Hmm, this shouldn’t be possible on our cards. Get in touch if you would like us to investigate.
Let me explain a bit of what’s going on behind the scenes though.
Contactless is just a method of the card communicating with the terminal. Normally, contactless does not require what’s called a CVM (Cardholder Verification Method).
CVMs are things like signatures, PINs, and so on. They’re used to verify that the person who is currently using the card is authorised to do so. To make contactless quicker and more effortless, it does not require CVM. As an issuer of cards, by not verifying the user of the card, you open yourself up to huge fraud potential so a limit of £20, then £30 was chosen in the UK to limit the damage that can be done with a lost card.
That’s not to say that this is a hard limit, but just what has been chosen in the UK. You will find that this limit does change a bit across the world. To go higher than the limit, a form of CVM is generally required (if supported, instant decline otherwise).

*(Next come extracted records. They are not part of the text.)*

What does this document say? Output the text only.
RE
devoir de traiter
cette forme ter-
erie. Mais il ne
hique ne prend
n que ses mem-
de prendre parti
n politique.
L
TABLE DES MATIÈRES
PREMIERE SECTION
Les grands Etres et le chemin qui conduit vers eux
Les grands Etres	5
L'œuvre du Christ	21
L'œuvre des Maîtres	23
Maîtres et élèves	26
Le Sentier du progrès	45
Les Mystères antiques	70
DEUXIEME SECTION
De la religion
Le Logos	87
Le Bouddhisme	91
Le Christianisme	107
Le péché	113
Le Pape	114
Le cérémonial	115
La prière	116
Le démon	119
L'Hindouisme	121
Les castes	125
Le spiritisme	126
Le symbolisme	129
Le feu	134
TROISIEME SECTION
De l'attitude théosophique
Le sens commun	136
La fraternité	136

Enter, CDCVM (Consumer Device Cardholder Verification Method), a form of CVM where your device verifies you using some form of PIN, password, fingerprint, iris scan, facial recognition, etc. This is used in all the major mobile payment systems to allow you to make purchases for more than £30 over contactless at merchants who support it (most of them do nowadays).
In some countries, you may see contactless and PIN. This is where you tap your card, then the terminal requests a PIN before taking it to the card issuer to approve it.
Contactless and signature is possible but when PINs exist, we’re struggling to think of why this would be chosen. Misconfigured terminals maybe?